Parmi les experts qui ont été invités par l’UNESCO à cette réunion figurent : l’Association Ila Souria, l’Association pour la Sauvegarde de l’Héritage (SAPAH), le Département de la Ville d’Alep Libre (DAA) et l’Association pour la Protection de l’Archéologie Syrienne (APSA). Ils ont été invités au titre de la seconde catégorie sous la pression de représentants du régime de Damas, comme nous en avons été informés par les organisateurs.
Les associations susmentionnées ont décliné l’invitation de l’UNESCO pour les raisons suivantes :
1) Le programme provisoire que nous avons reçu favorise les représentants du régime dans la mesure où les organisateurs de cette réunion ne permettent pas aux experts ou aux représentants des associations travaillant dans les régions de Syrie qui ne sont pas sous le contrôle du régime de Damas de s’exprimer lors de ce colloque, alors que les représentants du Ministère de la Culture et de la Direction Générale des Antiquités et des Musées de Damas sont représentés dans tous les débats. Nous voyons là un déséquilibre dans le programme.
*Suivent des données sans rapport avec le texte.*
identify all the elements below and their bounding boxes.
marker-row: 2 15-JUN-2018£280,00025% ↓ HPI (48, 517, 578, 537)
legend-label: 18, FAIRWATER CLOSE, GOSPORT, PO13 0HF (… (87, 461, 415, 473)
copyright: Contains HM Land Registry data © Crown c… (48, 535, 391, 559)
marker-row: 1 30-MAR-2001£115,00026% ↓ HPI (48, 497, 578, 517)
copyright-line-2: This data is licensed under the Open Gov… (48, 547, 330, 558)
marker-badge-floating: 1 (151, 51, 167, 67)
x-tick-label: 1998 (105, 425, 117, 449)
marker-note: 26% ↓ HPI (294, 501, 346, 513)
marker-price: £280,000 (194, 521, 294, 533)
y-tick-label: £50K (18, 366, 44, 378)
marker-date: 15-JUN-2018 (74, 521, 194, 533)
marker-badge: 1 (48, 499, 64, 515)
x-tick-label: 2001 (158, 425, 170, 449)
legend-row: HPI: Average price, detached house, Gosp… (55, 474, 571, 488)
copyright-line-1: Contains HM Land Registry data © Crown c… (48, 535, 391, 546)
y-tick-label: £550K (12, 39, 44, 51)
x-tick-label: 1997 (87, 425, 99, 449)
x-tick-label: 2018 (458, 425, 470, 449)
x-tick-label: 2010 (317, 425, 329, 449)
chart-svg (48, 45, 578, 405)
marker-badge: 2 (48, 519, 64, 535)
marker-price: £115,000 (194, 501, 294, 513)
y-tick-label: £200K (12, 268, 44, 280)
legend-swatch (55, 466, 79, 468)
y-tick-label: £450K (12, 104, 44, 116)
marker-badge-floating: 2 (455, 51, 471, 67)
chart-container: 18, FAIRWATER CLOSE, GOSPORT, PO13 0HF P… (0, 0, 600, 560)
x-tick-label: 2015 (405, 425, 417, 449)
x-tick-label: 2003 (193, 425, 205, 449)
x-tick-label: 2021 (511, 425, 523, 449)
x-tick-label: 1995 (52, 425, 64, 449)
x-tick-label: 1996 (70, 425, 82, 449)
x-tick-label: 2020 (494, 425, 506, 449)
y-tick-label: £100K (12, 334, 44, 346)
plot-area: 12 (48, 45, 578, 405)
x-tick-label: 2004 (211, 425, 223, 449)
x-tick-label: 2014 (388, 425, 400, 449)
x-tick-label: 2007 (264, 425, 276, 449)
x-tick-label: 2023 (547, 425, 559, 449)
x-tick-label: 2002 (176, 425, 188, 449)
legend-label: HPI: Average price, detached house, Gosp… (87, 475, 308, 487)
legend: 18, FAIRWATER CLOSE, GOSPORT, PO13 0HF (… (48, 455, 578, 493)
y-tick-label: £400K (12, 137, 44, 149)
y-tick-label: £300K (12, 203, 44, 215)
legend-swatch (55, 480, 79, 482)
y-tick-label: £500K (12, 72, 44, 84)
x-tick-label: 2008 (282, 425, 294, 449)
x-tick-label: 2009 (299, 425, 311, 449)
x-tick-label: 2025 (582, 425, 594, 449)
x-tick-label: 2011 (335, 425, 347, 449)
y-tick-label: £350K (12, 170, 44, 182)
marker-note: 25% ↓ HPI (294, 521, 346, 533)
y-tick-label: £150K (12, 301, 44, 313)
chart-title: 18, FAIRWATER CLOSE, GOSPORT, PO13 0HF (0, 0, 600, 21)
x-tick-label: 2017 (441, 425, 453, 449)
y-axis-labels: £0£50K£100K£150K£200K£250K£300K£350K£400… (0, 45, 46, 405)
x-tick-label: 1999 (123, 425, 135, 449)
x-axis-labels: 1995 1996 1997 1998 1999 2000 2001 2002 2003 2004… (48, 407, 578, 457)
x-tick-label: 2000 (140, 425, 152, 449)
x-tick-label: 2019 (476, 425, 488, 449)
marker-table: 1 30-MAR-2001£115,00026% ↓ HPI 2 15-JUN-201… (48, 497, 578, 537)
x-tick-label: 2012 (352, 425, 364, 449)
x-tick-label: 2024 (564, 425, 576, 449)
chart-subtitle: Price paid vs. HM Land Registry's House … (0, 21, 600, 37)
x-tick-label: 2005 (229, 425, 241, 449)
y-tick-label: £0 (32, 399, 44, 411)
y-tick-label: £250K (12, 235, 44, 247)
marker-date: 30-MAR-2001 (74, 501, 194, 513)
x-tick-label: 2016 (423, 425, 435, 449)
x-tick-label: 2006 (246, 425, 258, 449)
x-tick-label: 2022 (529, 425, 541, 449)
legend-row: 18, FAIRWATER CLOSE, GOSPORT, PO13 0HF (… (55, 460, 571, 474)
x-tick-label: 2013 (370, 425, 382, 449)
2) Les dommages causés au patrimoine syrien touchent la Syrie dans son intégralité, y compris les régions nord et sud qui sont sous le contrôle de l’opposition. Si aucune personne ou organisation représentant ces régions n’évoque ces zones qui échappent au contrôle du régime de Damas (menaces, problèmes, propositions de protection en collaboration avec la société civile et les forces sur place dans chaque région), cela signifie-t-il implicitement que ces zones sont placées hors du champ d’action de l’UNESCO ? En effet, les associations citées ci-dessus travaillent sur ces zones et pourraient être un lien entre les organisations internationales et les forces sur place en Syrie pour qu’elles s’engagent dans une collaboration et trouvent les moyens destinés à la protection du patrimoine culturel des zones concernées.
3) Les associations locales basées en Syrie, SAPAH, DAA et APSA, ont fourni jusqu’ici un travail de terrain sans équivalent. Or le podium ne leur est pas ouvert, à l’inverse d’autres experts et ONG qui, à notre connaissance, n’ont mené à ce jour aucune action concrète en Syrie. Par conséquent, il nous semble que les critères de choix des participants au podium ne sont pas clairs. Ils n’ont d’ailleurs jamais été explicités.
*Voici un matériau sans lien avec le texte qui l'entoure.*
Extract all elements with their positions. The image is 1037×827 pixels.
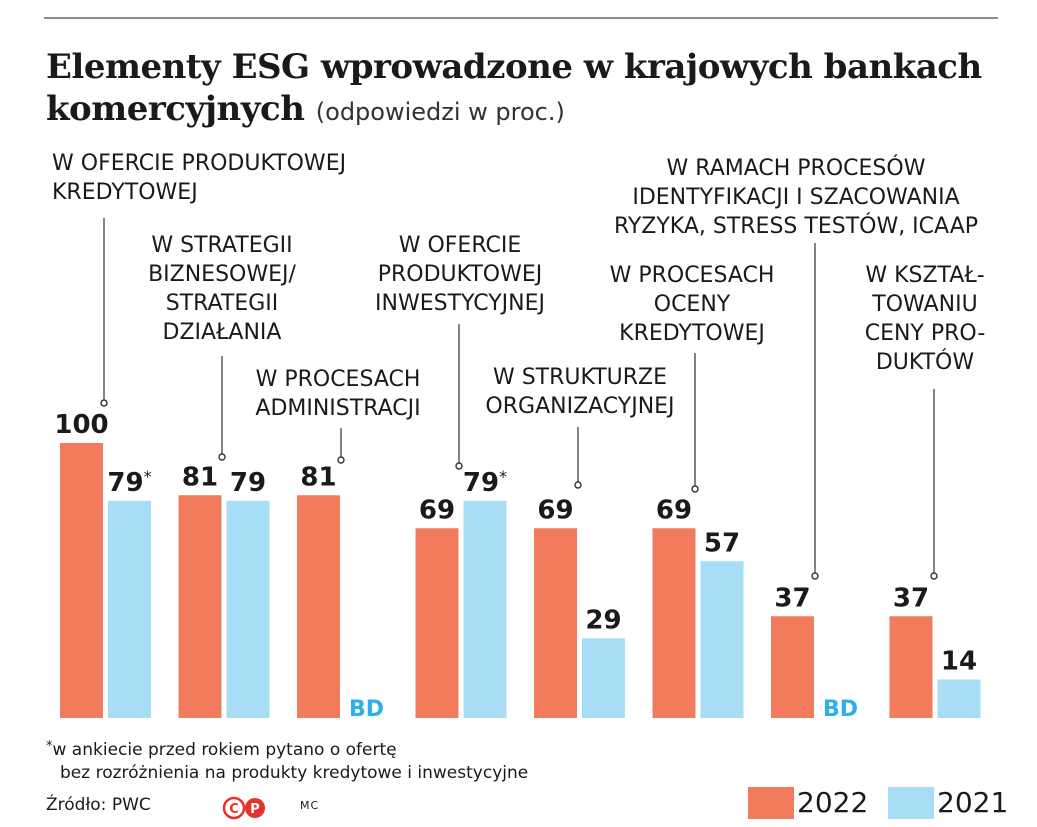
chart-subtitle: (odpowiedzi w proc.) [315,98,565,126]
value-label-2021-asterisk: * [144,467,152,486]
value-label-2021: 79 [230,468,266,498]
category-label: RYZYKA, STRESS TESTÓW, ICAAP [614,213,978,239]
bar-2022 [534,528,577,718]
bar-2021 [937,679,981,718]
category-label: W STRATEGII [151,233,292,258]
value-label-2022: 37 [774,583,810,613]
category-label: STRATEGII [166,291,279,316]
value-label-2021: 29 [585,605,621,635]
bar-2022 [415,528,459,718]
bar-2022 [297,495,340,718]
svg-text:C: C [229,802,239,817]
leader-dot [574,481,582,489]
category-label: W PROCESACH [610,263,775,288]
leader-dot [691,485,699,493]
bar-2022 [771,616,814,718]
category-label: TOWANIU [871,292,977,317]
leader-dot [455,462,463,470]
category-label: BIZNESOWEJ/ [148,262,296,287]
leader-dot [811,572,819,580]
copyright-logo: C P [222,796,265,820]
value-label-2022: 81 [300,462,336,492]
value-label-2021: 79* [463,467,507,498]
footnote-marker: * [46,739,53,754]
category-label: KREDYTOWEJ [52,180,198,205]
value-label-2021: 79* [107,467,151,498]
category-label: W PROCESACH [256,367,421,392]
category-label: W STRUKTURZE [493,365,667,390]
category-label: DZIAŁANIA [163,320,282,345]
leader-dot [337,456,345,464]
footnote-line-1: w ankiecie przed rokiem pytano o ofertę [52,740,397,760]
footnote: *w ankiecie przed rokiem pytano o ofertę… [46,735,528,785]
category-label: DUKTÓW [876,349,975,375]
category-label: ORGANIZACYJNEJ [485,394,674,419]
value-label-2021-bd: BD [823,697,858,722]
author-initials: MC [300,799,320,812]
top-rule [44,17,998,19]
category-label: IDENTYFIKACJI I SZACOWANIA [632,185,959,210]
leader-dot [218,453,226,461]
value-label-2021-asterisk: * [499,467,507,486]
leader-dot [100,399,108,407]
footnote-line-2: bez rozróżnienia na produkty kredytowe i… [60,763,529,783]
value-label-2021: 14 [941,647,977,677]
value-label-2021: 57 [704,528,740,558]
source-note: Źródło: PWC [46,795,151,815]
legend-swatch-2021 [888,786,934,819]
bar-2021 [700,561,744,718]
category-label: INWESTYCYJNEJ [375,291,545,316]
category-label: CENY PRO- [865,321,986,346]
category-label: KREDYTOWEJ [619,321,765,346]
category-label: PRODUKTOWEJ [378,262,543,287]
chart-title-text: Elementy ESG wprowadzone w krajowych ban… [46,47,982,129]
value-label-2022: 69 [537,495,573,525]
category-label: W RAMACH PROCESÓW [667,155,926,181]
bar-2022 [889,616,933,718]
legend-swatch-2022 [748,786,794,819]
bar-2021 [108,500,151,718]
svg-text:P: P [250,802,260,817]
legend-item-2021: 2021 [888,786,1008,819]
legend-label-2022: 2022 [797,786,869,819]
category-label: W OFERCIE PRODUKTOWEJ [52,151,346,176]
bar-2021 [463,500,507,718]
chart-title: Elementy ESG wprowadzone w krajowych ban… [46,46,1026,133]
legend-label-2021: 2021 [937,786,1009,819]
bar-2022 [652,528,696,718]
legend-item-2022: 2022 [748,786,868,819]
value-label-2021-bd: BD [349,697,384,722]
category-label: W OFERCIE [399,233,522,258]
category-label: ADMINISTRACJI [255,396,420,421]
value-label-2022: 100 [54,410,108,440]
value-label-2022: 81 [182,462,218,492]
leader-dot [930,572,938,580]
bar-2021 [582,638,625,718]
bar-2022 [178,495,222,718]
category-label: OCENY [654,292,731,317]
category-label: W KSZTAŁ- [865,263,984,288]
value-label-2022: 37 [893,583,929,613]
bar-2022 [60,443,103,718]
value-label-2022: 69 [656,495,692,525]
value-label-2022: 69 [419,495,455,525]
bar-2021 [226,500,270,718]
Plusieurs actions importantes ont été menées par ces associations à l’intérieur et à l’extérieur de la Syrie et il en reste encore beaucoup à mettre en œuvre. Elles pourraient l’être rapidement et se révéler efficaces, à condition qu’elles puissent être présentées, discutées et soutenues pour protéger l’héritage culturel syrien, mobilier et immatériel. Une question se pose ici : si les associations concernées n’ont pas le droit au podium qui sera en mesure d’évoquer les complications existant sur place, les projets de documentation et de sauvetage à Alep, les projets de lutte contre le trafic d’objets archéologiques, notamment au nord de la Syrie, les méthodes adéquates pour surveiller les sites archéologiques et restaurer certains monuments actuellement menacés d’effondrement ?
APSA, SAPAH, DAA et Ila Souria défendent le principe d’une collaboration aussi large que possible sur le chapitre de la protection du patrimoine syrien. Est-ce ce principe de pluralisme et de neutralité qui a présidé au choix des participants au podium ? Ou la pression de Damas a-t-elle joué ?
Est-il besoin de rappeler que les États membres de l’ONU ont, pour beaucoup, déclaré illégitime le gouvernement de Damas, reconnu la Coalition comme seule représentante de la Syrie, jusqu’à l’installer récemment en représentation diplomatique sur leur sol ? L’UNESCO doit-elle se départir de cette volonté de pluralisme affichée par l’ONU elle-même ? Le patrimoine syrien appartient à tous les Syriens, fussent-ils à Alep ou à Damas. Ce sujet, du fait de son lien profond à la question de l’identité du pays, ne peut souffrir l’approche partisane qui se prépare.
Pour les raisons que nous venons d’exposer, les associations Ila Souria, SAPAH, DAA et APSA demandent la modification du programme et un accès légitime au podium de cette réunion pour que tous les invités soient traités équitablement, indépendamment de leurs positions politiques, parce que l’objectif de cette réunion est la protection du patrimoine syrien et que les parties impliquées dans le conflit devraient pouvoir débattre du sujet de façon neutre.
Dans le cas contraire, elles seront au regret de décliner l’invitation qui leur a été faite.
Par ailleurs, aucun organisme officiel ou civil, ou expert de l’opposition participant à cette réunion ne représentera nos associations lors de ce colloque.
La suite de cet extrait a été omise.